On Thursday 11 October 2007 22:00, David Boyes wrote:
> > It is a little hard to answer this email since I don't remember the
> > details of
> > each email thread.  It would help in the future to leave a bit
>
> additional
>
> > info, like who sent the last message.
>
> I thought your threaded mail reader with the fancy colors did this for
> you...8-)?

Yes, I suppose it could, but I cannot work with a gigantic inbox, so I read 
email then file it.

>
> > On Tuesday 09 October 2007 16:10, David Boyes wrote:
>
> Not me. That was Kenny Dail.
>
> > In the first baby step, there is probably no need for a database
>
> change.
>
> > However, the key to understanding the difficulties, and something that
>
> is
>
> > not
> > going to change is that Bacula is Job based, not file based.
>
> Since you're writing the code, you get to implement it any way you want.
> I think you're coming to the point of where that assertion may need to
> change, but not my call.
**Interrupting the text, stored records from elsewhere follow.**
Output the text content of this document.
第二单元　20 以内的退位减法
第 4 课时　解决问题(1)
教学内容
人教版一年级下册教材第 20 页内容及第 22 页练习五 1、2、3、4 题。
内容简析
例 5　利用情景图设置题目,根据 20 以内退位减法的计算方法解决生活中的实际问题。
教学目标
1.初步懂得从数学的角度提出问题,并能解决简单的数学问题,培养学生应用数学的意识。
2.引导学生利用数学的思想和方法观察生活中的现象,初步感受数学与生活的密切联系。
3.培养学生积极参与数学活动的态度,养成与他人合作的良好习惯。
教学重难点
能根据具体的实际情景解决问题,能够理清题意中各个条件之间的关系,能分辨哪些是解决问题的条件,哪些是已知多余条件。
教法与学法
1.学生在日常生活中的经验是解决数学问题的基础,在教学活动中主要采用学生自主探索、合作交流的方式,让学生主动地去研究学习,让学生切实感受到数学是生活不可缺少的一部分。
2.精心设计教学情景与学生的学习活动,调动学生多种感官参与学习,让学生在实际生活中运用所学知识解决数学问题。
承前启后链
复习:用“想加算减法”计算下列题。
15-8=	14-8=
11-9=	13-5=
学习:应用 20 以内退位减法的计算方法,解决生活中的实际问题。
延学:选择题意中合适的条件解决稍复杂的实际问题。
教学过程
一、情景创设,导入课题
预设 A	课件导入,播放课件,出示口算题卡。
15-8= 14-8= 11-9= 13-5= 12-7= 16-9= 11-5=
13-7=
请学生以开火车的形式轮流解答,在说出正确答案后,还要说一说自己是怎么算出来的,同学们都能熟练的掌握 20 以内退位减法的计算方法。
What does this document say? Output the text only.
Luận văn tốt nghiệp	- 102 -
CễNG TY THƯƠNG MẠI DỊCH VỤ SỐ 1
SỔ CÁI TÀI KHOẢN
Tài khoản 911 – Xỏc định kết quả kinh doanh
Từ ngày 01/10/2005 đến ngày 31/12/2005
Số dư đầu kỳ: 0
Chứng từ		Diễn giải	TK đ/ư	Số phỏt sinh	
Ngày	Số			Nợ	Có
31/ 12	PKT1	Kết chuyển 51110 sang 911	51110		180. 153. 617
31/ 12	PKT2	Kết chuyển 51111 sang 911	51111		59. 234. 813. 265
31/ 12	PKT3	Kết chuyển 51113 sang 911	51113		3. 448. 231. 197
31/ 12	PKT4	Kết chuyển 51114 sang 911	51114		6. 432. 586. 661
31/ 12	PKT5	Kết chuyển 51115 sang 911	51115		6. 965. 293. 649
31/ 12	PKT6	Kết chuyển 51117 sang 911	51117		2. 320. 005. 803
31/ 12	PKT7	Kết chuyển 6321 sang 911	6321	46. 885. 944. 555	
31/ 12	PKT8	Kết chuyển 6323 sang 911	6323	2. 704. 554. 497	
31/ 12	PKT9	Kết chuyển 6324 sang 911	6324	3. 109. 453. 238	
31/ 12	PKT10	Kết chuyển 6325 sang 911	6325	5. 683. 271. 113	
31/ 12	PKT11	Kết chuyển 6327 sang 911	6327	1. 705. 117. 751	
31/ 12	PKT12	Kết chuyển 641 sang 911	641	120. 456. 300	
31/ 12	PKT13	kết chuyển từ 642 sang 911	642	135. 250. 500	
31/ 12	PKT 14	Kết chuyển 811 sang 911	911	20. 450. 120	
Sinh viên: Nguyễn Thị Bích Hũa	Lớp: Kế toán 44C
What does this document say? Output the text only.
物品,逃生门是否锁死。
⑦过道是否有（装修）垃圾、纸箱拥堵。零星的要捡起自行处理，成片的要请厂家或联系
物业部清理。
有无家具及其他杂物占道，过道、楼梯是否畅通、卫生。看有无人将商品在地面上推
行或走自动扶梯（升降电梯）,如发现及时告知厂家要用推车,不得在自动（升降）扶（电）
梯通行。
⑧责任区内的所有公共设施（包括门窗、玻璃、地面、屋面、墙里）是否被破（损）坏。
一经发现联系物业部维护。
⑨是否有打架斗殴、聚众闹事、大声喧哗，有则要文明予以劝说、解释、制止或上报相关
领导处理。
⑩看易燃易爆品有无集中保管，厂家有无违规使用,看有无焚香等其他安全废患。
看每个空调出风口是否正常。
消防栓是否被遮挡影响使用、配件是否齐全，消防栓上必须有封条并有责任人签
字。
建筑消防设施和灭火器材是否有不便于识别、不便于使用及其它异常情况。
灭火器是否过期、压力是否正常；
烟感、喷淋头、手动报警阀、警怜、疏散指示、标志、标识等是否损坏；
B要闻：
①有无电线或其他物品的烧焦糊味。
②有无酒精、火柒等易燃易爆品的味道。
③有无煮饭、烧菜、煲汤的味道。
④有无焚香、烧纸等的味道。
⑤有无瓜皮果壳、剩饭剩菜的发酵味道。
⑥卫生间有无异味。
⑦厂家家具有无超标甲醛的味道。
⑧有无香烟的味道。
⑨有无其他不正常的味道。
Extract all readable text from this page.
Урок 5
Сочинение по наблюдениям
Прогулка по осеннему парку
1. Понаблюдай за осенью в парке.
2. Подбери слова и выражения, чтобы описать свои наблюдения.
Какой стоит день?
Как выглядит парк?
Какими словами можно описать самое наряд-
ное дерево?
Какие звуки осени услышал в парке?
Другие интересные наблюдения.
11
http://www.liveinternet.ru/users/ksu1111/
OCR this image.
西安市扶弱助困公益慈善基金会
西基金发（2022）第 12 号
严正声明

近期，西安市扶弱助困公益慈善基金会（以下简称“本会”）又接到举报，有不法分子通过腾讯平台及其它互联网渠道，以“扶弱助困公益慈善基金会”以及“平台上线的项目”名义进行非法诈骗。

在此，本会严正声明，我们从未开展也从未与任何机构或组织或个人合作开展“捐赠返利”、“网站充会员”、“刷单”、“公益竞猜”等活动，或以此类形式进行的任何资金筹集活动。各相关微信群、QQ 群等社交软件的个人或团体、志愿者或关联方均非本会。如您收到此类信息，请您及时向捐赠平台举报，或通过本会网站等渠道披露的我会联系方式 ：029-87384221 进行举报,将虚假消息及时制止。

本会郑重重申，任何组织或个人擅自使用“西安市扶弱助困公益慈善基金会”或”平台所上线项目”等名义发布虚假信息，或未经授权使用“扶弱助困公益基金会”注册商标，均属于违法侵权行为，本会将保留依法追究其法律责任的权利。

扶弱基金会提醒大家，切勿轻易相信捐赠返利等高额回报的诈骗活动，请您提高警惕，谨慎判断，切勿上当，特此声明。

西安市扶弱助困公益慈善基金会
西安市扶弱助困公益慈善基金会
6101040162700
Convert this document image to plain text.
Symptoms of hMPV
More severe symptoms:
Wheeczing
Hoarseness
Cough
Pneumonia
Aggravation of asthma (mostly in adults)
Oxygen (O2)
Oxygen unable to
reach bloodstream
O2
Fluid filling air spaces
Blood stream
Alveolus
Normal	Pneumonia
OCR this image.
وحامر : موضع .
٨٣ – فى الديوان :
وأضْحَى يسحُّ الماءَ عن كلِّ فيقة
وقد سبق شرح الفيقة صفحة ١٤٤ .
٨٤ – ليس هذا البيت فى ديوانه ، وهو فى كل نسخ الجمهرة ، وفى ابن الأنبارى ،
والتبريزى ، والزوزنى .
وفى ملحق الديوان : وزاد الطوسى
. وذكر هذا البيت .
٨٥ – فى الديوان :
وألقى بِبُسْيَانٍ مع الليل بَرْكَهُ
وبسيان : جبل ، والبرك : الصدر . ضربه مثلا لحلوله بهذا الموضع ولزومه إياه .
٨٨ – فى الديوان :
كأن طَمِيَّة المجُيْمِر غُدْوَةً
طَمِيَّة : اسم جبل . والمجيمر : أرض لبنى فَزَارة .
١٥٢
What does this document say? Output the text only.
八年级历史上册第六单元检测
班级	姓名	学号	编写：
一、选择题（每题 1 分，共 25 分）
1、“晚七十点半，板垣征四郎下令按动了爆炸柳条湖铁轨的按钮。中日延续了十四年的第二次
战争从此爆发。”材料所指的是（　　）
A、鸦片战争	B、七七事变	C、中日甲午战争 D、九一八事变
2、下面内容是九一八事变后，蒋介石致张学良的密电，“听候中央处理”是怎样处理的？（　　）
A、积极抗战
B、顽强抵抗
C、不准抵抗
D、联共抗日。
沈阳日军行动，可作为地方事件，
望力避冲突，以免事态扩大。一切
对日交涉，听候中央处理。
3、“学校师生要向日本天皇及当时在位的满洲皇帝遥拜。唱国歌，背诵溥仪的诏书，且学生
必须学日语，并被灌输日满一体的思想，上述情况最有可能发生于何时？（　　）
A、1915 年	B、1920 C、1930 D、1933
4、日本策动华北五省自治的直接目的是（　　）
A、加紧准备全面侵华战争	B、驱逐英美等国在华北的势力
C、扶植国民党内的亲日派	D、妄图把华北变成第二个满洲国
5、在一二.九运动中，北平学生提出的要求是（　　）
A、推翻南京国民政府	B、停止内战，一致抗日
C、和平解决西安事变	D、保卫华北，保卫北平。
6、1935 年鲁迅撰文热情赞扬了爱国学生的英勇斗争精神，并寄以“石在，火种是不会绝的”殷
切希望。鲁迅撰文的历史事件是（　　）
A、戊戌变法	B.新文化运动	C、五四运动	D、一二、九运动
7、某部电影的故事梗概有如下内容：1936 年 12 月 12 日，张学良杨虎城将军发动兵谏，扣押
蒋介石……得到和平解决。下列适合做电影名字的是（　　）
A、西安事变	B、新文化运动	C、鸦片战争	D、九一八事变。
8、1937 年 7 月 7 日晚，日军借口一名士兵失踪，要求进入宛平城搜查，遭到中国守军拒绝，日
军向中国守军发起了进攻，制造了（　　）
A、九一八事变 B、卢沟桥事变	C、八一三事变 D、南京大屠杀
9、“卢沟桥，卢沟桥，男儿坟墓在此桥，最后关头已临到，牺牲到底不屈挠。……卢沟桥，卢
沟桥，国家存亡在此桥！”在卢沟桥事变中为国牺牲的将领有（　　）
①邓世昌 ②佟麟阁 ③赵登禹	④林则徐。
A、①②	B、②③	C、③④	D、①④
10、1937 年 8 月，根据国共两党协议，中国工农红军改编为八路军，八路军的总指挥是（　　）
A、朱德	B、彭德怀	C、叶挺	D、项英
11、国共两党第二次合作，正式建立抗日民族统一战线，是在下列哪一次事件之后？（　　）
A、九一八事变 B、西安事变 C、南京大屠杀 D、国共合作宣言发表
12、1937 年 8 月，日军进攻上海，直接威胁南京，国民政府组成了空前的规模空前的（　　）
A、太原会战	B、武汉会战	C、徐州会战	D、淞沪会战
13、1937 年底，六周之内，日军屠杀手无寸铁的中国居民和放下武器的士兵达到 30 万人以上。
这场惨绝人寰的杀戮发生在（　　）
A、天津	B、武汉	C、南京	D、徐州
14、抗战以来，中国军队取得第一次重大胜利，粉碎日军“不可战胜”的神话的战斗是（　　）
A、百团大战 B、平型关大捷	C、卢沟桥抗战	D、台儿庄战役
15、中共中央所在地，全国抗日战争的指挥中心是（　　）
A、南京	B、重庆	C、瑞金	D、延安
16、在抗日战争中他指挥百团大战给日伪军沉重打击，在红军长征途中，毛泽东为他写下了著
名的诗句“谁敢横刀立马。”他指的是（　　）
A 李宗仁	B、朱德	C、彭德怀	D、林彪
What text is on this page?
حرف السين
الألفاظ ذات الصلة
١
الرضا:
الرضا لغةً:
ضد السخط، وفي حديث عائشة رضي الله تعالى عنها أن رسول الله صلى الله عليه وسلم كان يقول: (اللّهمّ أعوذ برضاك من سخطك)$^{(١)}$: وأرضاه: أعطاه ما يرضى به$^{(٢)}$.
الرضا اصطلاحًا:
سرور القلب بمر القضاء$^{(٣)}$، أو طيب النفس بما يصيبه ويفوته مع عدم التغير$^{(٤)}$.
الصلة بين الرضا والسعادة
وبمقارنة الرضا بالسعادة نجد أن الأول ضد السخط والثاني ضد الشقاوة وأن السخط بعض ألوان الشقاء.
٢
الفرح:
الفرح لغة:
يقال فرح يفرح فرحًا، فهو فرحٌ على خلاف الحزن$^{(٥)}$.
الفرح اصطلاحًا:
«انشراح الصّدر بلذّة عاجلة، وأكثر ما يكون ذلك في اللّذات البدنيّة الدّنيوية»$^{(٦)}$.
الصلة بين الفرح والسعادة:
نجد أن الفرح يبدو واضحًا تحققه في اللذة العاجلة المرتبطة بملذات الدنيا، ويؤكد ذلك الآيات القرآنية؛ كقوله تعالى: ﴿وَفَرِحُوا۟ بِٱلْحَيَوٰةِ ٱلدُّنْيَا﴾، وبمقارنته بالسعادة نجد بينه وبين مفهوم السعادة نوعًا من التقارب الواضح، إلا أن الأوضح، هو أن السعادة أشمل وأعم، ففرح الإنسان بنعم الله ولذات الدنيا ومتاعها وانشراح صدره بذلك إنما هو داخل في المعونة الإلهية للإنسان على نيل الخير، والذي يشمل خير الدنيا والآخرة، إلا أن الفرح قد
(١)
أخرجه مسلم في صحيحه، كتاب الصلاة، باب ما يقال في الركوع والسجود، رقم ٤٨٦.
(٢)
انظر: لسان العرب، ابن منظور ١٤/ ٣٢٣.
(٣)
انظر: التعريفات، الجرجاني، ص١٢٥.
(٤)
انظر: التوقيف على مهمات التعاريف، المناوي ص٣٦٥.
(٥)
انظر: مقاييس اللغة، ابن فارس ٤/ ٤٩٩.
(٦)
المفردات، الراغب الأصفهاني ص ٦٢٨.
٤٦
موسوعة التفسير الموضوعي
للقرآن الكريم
You got my input and ideas. Go forth and have
> fun.

Well, it may change someday, but certainly not any time soon without 
essentially rewriting most of Bacula.

>
> > IMO inetd is a bad way to go. It will unnecessarily consume an extra
>
> port,
>
> > and
> > is a solution that worked well many years ago on small memory systems.
>
> Now
>
> > that Microsoft has made 2GB the minimum working RAM for Vista, there
>
> is no
>
> > disadvantage of having daemons or more code in the SD (in a DSO if
> > necessary
> > at some point).  Doing it with a continuously running daemon avoids
> > problems
> > of security, additional ports, the expense of initialization (reading
>
> the
>
> > conf file, ...), and persistence (i.e. knowing what the current state
>
> of
>
> > everything is).
>
> Except that it's not a good approach for shared-resource systems, like
> the coming spate of virtual machine-based deployments, eg z/VM and
> VMware where increased memory footprint in one virtual machine impacts
> the behavior of other images on the same box. A permanently larger
> working set size for a feature that isn't needed for your
> commonly-referenced simple case seems like a not-so-hot idea in the long
> term.

I don't know much about your systems, but mine swaps if it needs more memory, 
which causes no problem for daemons that are dormant such as Bacula most of 
the time.  They simply go out of memory when not used, and come back when 
needed, or if there is enough memory, they remain in.  The only problem is a 
large working size, but that was not the issue we are discussing about 
xinetd.

>
> Again, you're writing it, but that's how I'd evaluate it.

OK -- I'm just trying to keep it as simple as possible.